Black lung victim Keith Stoddart wished he had cancer

 

Black lung victims have formed a group to speak for a number of miners who are too scared to come forward in case they are sacked. Photo: Supplied image
Black lung victims have formed a group to speak for a number of miners who are too scared to come forward in case they are sacked. Photo: Supplied image

Given the choice, former coalminer Keith Stoddart would have swapped his black lung diagnosis for cancer because at least then “they may have been able to cut it out”.

Mr Stoddart is one of several victims who have joined forces to form a black lung victims’ group to speak up for a number of miners who are too scared to come forward in case they are sacked.

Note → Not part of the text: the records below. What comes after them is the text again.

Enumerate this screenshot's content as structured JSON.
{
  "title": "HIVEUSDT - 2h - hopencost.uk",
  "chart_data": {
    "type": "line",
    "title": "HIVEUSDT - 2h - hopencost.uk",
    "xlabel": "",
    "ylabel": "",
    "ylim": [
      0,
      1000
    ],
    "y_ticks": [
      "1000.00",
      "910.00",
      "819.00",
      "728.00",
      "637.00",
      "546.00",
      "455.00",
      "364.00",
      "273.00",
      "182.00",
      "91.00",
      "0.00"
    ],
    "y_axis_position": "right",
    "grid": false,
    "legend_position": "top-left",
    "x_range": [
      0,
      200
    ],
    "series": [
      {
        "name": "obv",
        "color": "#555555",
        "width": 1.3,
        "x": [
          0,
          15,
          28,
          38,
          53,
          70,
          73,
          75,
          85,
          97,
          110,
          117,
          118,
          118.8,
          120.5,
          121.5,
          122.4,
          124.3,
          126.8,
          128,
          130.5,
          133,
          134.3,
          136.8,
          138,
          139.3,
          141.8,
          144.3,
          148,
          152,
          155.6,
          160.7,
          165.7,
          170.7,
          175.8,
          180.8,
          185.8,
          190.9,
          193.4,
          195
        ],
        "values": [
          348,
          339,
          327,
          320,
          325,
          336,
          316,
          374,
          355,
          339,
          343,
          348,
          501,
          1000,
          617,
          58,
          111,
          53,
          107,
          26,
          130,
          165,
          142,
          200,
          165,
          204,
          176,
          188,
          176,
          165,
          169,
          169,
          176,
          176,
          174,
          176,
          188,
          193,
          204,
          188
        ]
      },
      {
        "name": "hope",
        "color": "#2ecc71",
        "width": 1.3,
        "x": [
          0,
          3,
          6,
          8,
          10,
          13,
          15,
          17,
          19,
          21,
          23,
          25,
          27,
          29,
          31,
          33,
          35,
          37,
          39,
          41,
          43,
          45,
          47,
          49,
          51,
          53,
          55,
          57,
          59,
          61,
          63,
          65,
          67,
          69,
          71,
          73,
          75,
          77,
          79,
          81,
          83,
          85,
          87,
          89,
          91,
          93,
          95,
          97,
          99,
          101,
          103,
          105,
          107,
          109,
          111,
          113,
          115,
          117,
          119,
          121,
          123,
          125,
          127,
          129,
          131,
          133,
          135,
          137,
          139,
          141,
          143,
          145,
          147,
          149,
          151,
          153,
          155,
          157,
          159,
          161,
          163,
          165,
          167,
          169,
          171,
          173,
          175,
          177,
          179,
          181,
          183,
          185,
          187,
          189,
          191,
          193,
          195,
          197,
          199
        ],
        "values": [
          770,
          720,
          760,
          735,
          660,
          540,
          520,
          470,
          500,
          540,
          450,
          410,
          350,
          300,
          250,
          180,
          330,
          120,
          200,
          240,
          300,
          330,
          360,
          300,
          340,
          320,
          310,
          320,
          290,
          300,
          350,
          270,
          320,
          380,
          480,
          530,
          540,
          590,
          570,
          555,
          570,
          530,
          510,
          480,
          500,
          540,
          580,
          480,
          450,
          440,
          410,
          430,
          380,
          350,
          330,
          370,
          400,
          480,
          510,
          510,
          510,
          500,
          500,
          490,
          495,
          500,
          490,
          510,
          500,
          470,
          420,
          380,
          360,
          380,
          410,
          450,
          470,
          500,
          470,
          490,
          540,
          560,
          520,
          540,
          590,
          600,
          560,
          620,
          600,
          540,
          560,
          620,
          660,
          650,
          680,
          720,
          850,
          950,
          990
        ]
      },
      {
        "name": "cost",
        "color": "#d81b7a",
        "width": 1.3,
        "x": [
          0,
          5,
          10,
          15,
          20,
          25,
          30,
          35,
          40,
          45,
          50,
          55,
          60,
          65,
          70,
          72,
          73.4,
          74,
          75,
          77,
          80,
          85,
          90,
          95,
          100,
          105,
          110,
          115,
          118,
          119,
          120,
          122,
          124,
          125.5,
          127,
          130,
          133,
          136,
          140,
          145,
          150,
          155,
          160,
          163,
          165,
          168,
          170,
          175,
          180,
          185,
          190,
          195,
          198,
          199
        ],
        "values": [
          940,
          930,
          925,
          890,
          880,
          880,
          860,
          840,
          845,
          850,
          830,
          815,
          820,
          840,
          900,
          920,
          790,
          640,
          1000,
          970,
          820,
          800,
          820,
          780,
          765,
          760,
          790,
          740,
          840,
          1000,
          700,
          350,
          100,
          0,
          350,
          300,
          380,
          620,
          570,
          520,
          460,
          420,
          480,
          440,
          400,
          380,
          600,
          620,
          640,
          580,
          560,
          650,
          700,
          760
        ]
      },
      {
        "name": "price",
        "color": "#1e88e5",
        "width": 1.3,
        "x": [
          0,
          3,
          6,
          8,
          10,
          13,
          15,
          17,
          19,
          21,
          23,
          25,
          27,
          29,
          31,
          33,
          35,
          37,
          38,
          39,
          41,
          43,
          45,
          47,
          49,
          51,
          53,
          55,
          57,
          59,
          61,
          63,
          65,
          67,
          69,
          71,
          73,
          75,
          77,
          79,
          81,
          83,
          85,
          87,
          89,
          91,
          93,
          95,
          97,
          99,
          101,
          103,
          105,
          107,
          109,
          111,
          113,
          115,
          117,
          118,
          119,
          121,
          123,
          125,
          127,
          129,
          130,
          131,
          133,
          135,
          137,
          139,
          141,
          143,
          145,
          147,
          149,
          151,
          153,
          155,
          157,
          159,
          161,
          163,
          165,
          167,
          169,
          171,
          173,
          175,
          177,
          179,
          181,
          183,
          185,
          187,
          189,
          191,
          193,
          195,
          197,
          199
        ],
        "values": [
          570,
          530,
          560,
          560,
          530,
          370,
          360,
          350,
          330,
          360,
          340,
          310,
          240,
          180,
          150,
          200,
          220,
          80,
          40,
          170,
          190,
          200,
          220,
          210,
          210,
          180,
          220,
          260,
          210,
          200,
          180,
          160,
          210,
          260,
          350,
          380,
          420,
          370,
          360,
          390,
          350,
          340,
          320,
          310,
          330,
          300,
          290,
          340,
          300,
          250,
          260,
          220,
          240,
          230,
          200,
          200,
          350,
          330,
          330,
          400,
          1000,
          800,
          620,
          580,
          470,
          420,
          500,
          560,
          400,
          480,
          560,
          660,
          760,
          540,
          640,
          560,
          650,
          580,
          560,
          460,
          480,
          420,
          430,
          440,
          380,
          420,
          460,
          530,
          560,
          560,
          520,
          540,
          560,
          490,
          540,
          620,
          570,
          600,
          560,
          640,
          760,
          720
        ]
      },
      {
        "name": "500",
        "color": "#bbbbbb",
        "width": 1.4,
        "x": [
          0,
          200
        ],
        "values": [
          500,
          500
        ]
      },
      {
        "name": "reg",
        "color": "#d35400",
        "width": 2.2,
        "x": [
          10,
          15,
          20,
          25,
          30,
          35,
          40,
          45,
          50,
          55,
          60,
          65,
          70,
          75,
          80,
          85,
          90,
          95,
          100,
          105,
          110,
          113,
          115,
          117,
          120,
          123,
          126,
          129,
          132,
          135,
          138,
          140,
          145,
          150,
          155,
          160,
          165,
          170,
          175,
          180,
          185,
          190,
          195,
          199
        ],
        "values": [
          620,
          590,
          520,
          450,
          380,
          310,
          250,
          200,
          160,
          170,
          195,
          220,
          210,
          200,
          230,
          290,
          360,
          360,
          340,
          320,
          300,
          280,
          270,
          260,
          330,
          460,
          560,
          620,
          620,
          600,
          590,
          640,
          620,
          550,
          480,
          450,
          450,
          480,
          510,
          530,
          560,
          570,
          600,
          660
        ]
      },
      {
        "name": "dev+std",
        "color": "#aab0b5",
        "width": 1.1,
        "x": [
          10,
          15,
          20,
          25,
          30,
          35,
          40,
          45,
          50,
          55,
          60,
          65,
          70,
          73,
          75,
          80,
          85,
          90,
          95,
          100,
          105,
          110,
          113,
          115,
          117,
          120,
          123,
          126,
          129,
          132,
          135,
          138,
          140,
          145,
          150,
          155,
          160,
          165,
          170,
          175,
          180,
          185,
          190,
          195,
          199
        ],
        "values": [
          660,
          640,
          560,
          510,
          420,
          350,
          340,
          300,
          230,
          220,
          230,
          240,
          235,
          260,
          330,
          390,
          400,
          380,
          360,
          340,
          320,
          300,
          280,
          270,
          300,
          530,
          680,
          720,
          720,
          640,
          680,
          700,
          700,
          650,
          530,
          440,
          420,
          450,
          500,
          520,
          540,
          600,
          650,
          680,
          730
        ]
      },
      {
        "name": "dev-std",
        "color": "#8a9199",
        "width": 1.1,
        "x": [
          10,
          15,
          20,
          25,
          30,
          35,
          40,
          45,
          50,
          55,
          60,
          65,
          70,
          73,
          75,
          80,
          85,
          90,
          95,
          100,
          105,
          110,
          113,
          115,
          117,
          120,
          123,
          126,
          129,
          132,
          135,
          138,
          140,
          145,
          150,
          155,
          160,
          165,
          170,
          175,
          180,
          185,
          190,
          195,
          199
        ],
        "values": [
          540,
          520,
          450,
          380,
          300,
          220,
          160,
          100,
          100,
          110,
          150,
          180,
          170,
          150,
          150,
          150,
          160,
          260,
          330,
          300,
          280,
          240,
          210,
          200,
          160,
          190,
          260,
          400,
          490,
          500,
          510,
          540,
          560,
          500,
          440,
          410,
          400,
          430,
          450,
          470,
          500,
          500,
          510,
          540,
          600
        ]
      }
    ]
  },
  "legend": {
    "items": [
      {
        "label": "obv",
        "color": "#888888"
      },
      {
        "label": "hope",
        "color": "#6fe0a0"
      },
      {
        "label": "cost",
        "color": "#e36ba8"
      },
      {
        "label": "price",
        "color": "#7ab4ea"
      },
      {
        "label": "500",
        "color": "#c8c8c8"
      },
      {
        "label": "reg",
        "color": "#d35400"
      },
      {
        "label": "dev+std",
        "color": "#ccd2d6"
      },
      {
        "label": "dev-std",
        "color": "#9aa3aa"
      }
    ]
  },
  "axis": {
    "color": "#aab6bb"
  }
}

The 66-year-old Bundaberg resident went back to the mines in 2005, after a 16-year break, and was given a clear bill of health but that all changed a year ago when he was told he had black lung disease and would be constantly short of breath.

“We want our voices heard … There’s a lot of blokes who are working who are too scared to have X-rays and too scared to speak out because they will get sacked,” Mr Stoddart said.

Workers and union members protest for workers rights and the treatment of victims of black lung disease in April. Photo: Bradley Kanaris

“A lot of them are on contracts whereas I was lucky because I was permanent and they have put me on work cover.”

Mr Stoddart and fellow sufferers announced their new victims’ group in Mackay on Thursday.

He said there are shortcomings in the system that need to be rectified.

“I have been compensated but there are a lot of blokes who have retired and the way the compensation scheme works at the moment, you only have three years to claim and this black lung could take 10 years to hit you and you get nothing.”

Mr Stoddart, who first started working in the mines in the 1970s, knew something was wrong after experiencing pain in the right lung.

Tests showed he had black lung and now he relies heavily on Ventolin to get through each day.

“If it had been cancer they may have been able to cut it out,” he said.

Black lung, officially known as pneumoconiosis, is caused by long-term exposure to fine airborne coal dust in areas with poor ventilation.

The victims’ group wants the Queensland government to be more proactive in the prevention and reporting of the disease, increase support and assistance for victims, establish a 10-cent levy on every tonne of coal production and have independent studies of dust level on mine sites.

Only last week, three new cases of black lung disease were confirmed in Queensland which, according to the state’s department of natural resources, takes the official number of cases to 14.